Prof Jennifer Rodd
Department of Experimental Psychology, University College London
Popular version of paper 2aSC1 Collecting experimental data online: How to maintain data quality when you can’t see your participants
Presented at the 180th ASA meeting
In early 2020 many researchers across the world had to close up their labs and head home to help prevent further spread of coronavirus.
If this pandemic had arrived a few years earlier, these restrictions on testing human volunteers in person would have resulted in a near-complete shutdown of behavioural research. Fortunately, the last 10 years have seen rapid advances in the software needed to conduct behavioural research online (e.g., Gorilla, jsPsych) and researchers now have access to well regulated pools of paid participants (e.g., Prolific). This allowed the many researchers who had already switched to online data collection could to continue to collect data throughout the pandemic. In addition, many lab-based researchers, who may have been sceptical about online data collection made the switch to online experiments over the last year. Jo Evershed (Founder CEO of Gorilla Experiment Builder) reports that the number of participants who completed a task online using Gorilla nearly tripled between the first quarter of 2020 and the same time period in 2021.
But this rapid shift to online research is not without problems. Many researchers have well-founded concerns about the lack of experimental control that arises when we cannot directly observe our participants.
Based on 8 years of running behavioural research online, I encourage researchers to embrace online research, but argue that we must carefully adapt our research protocols to maintain high data quality.
I present a general framework for conducting online research. This requires researcher to explicitly specify how moving data collection online might negatively impact their data and undermine their theoretical conclusions.
- Where are participants doing the experiment? Somewhere noisy or distracting? Will this make data noisy or introduce systematic bias?

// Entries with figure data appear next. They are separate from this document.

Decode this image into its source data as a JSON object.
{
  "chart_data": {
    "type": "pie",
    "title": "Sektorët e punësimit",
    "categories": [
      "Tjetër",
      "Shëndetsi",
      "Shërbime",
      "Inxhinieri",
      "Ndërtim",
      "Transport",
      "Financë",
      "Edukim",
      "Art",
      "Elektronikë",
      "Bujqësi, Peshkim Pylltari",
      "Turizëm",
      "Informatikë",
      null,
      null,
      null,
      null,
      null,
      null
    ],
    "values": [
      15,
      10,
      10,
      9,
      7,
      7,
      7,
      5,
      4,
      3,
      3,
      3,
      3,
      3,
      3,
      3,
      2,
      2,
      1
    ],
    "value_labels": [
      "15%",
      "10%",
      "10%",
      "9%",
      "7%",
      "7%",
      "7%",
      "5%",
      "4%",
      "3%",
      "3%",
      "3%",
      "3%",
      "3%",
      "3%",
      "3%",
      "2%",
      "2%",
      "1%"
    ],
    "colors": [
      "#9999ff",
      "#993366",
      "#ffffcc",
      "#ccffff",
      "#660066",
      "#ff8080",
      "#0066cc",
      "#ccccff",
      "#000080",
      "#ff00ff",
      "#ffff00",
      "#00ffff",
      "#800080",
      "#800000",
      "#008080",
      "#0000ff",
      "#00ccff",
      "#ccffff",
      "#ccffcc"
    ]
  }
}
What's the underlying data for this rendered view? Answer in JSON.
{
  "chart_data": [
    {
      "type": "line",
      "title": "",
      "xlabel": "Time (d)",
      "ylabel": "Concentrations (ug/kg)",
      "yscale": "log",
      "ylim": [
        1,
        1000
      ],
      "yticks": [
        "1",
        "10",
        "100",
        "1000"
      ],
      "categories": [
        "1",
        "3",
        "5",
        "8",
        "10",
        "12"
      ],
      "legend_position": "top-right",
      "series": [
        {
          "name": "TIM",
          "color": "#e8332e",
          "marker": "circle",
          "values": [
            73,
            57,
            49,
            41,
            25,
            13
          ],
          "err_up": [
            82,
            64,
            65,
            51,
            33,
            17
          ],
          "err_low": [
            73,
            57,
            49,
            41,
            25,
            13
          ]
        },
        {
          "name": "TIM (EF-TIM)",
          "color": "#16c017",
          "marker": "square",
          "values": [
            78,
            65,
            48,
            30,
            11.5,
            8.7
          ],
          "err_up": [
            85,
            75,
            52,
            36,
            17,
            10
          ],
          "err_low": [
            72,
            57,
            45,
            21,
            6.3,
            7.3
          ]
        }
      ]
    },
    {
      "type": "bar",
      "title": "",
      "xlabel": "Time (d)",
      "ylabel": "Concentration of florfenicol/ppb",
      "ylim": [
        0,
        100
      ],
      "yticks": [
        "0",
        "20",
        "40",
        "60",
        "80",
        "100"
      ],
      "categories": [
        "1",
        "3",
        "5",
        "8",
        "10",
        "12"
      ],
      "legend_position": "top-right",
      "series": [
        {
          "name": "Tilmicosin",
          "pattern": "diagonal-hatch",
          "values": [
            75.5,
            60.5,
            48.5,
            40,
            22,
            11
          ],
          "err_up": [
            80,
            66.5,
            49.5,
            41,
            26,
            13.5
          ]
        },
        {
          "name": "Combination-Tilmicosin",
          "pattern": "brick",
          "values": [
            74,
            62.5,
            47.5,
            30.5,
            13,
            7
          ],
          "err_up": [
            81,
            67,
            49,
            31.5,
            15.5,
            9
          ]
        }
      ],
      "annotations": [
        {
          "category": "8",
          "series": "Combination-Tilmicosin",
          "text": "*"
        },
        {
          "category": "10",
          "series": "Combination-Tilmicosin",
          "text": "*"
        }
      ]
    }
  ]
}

- What equipment are participants using? Slow internet connection? Small screen? Headphones or speakers? How might this impact results?
- Are participants who they say they are? Why might they lie about their age or language background? Does this matter?
- Can participants cheat on your task? By writing things down as they go, or looking up information on the internet?
I encourage researchers to take a ‘worst case’ approach and assume that some of the data they collect will inevitably be of poor quality. The onus is on us to carefully build in experiment-specific safeguards to ensure that poor quality data can be reliably identified and excluded from our analyses. Sometimes this can be achieved by pre-specifying specific performance criteria on existing tasks, but often it included creating new tasks to provide critical information about our participants and their behaviour. These additional steps must be take prior to data collection, and can be time-consuming, but are vital to maintain the credibility of data obtained using online methods.